Inheriting from std::true_type vs static constexpr const bool member

Question

I know this is not a very pointed question. Is there an advantage (compile time, dependencies, debug symbol sizes, usability, readability etc) of using one over another?

template < typename T >
struct IsSharedPtr : std::false_type
{
};

vs

template < typename T >
struct IsSharedPtr
{
    static constexpr bool value = false;
};

A related question...

template < typename T, typename Enabler >
struct S;

template < typename T >
struct S < T, std::true_type >{};

template < typename T >
struct S < T, std::false_type >{};

vs

template < typename T, bool enabler >
struct S;

template < typename T >
struct S < T, true >{};

template < typename T >
struct S < T, false >{};

Answer 1

Inheriting from true_type/false_type will already provide you with corresponding value member, function call operator and implicit conversion to bool.
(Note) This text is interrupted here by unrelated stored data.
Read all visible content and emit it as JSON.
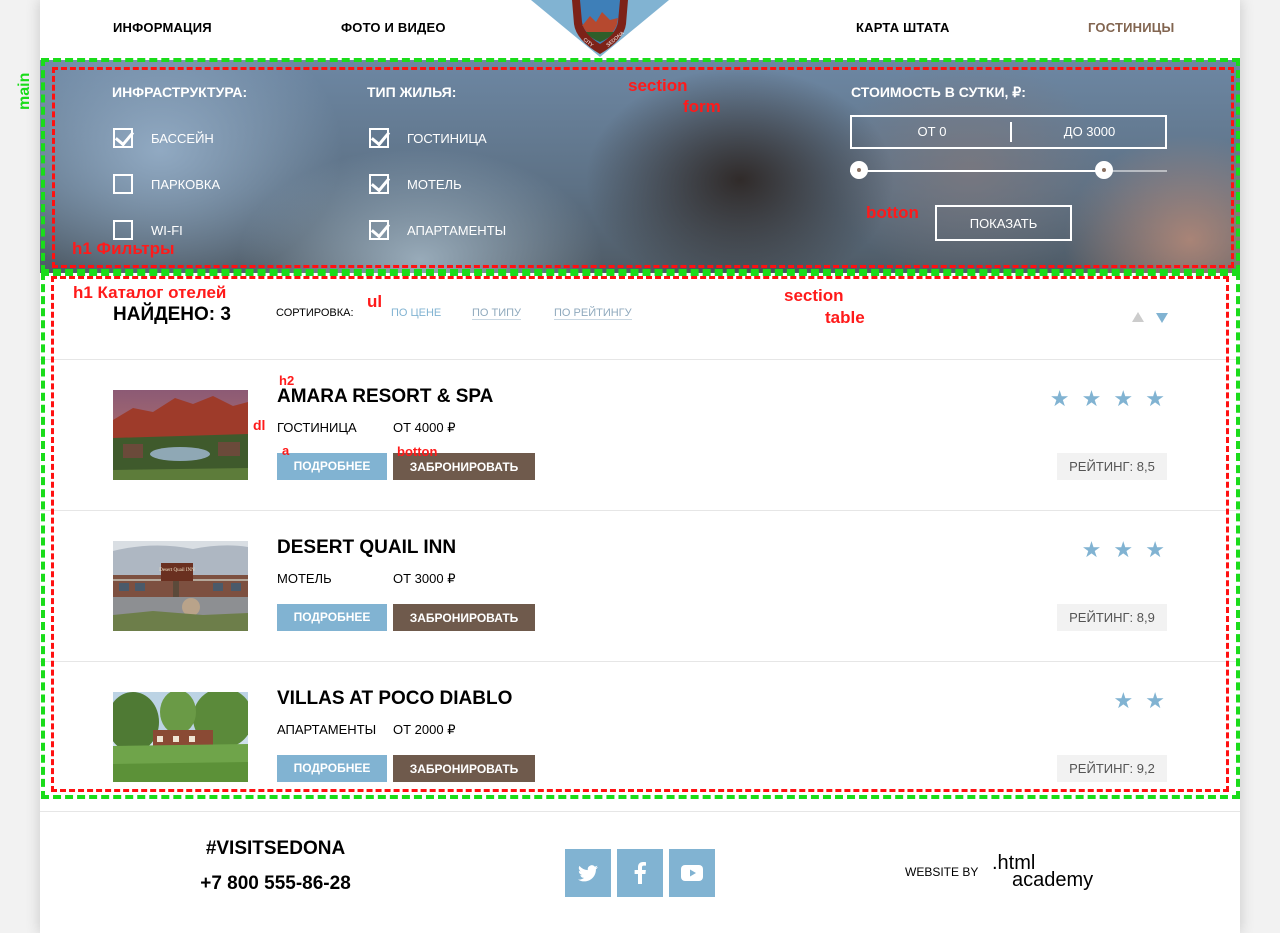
{
  "nav": {
    "items": [
      {
        "label": "ИНФОРМАЦИЯ"
      },
      {
        "label": "ФОТО И ВИДЕО"
      },
      {
        "label": "КАРТА ШТАТА"
      },
      {
        "label": "ГОСТИНИЦЫ"
      }
    ],
    "logo_text": "CITY OF SEDONA"
  },
  "annotations": {
    "main": "main",
    "section_form": "section",
    "form": "form",
    "botton_filter": "botton",
    "h1_filters": "h1 Фильтры",
    "h1_catalog": "h1 Каталог отелей",
    "ul": "ul",
    "section_table": "section",
    "table": "table",
    "h2": "h2",
    "dl": "dl",
    "a": "a",
    "botton_card": "botton"
  },
  "filters": {
    "infrastructure": {
      "heading": "ИНФРАСТРУКТУРА:",
      "options": [
        {
          "label": "БАССЕЙН",
          "checked": true
        },
        {
          "label": "ПАРКОВКА",
          "checked": false
        },
        {
          "label": "WI-FI",
          "checked": false
        }
      ]
    },
    "housing": {
      "heading": "ТИП ЖИЛЬЯ:",
      "options": [
        {
          "label": "ГОСТИНИЦА",
          "checked": true
        },
        {
          "label": "МОТЕЛЬ",
          "checked": true
        },
        {
          "label": "АПАРТАМЕНТЫ",
          "checked": true
        }
      ]
    },
    "price": {
      "heading": "СТОИМОСТЬ В СУТКИ, ₽:",
      "from": "ОТ 0",
      "to": "ДО 3000",
      "range_min_fraction": 0.0,
      "range_max_fraction": 0.8
    },
    "show_label": "ПОКАЗАТЬ"
  },
  "catalog": {
    "found": "НАЙДЕНО: 3",
    "sort_label": "СОРТИРОВКА:",
    "sort_options": [
      "ПО ЦЕНЕ",
      "ПО ТИПУ",
      "ПО РЕЙТИНГУ"
    ],
    "hotels": [
      {
        "name": "AMARA RESORT & SPA",
        "type": "ГОСТИНИЦА",
        "price": "ОТ 4000 ₽",
        "stars": "★ ★ ★ ★",
        "rating": "РЕЙТИНГ: 8,5",
        "more": "ПОДРОБНЕЕ",
        "book": "ЗАБРОНИРОВАТЬ"
      },
      {
        "name": "DESERT QUAIL INN",
        "type": "МОТЕЛЬ",
        "price": "ОТ 3000 ₽",
        "stars": "★ ★ ★",
        "rating": "РЕЙТИНГ: 8,9",
        "more": "ПОДРОБНЕЕ",
        "book": "ЗАБРОНИРОВАТЬ",
        "sign_text": "Desert Quail INN"
      },
      {
        "name": "VILLAS AT POCO DIABLO",
        "type": "АПАРТАМЕНТЫ",
        "price": "ОТ 2000 ₽",
        "stars": "★ ★",
        "rating": "РЕЙТИНГ: 9,2",
        "more": "ПОДРОБНЕЕ",
        "book": "ЗАБРОНИРОВАТЬ"
      }
    ]
  },
  "footer": {
    "hashtag": "#VISITSEDONA",
    "phone": "+7 800 555-86-28",
    "website_by": "WEBSITE BY",
    "academy_line1": ".html",
    "academy_line2": "academy",
    "social": [
      "twitter-icon",
      "facebook-icon",
      "youtube-icon"
    ]
  },
  "colors": {
    "accent_blue": "#81b3d2",
    "brown": "#6f5a4c",
    "active_nav": "#826550",
    "annotation_red": "#ff1111",
    "annotation_green": "#1adc1a"
  }
}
In addition, if you will use inheritance, your type would be eligible for tag dispatch, which is often clearer and easier than SFINAE:

namespace detail 
{
template <typename T>
void do_work(T& foo, std::true_type);

template <typename T>
void do_work(T& foo, std::false_type);
}

template <typename T>
void do_something(T& foo) 
{
    //Selects overload depending on type of IsSharedPtr<T>
    detail::do_work(foo, IsSharedPtr<T>{})
}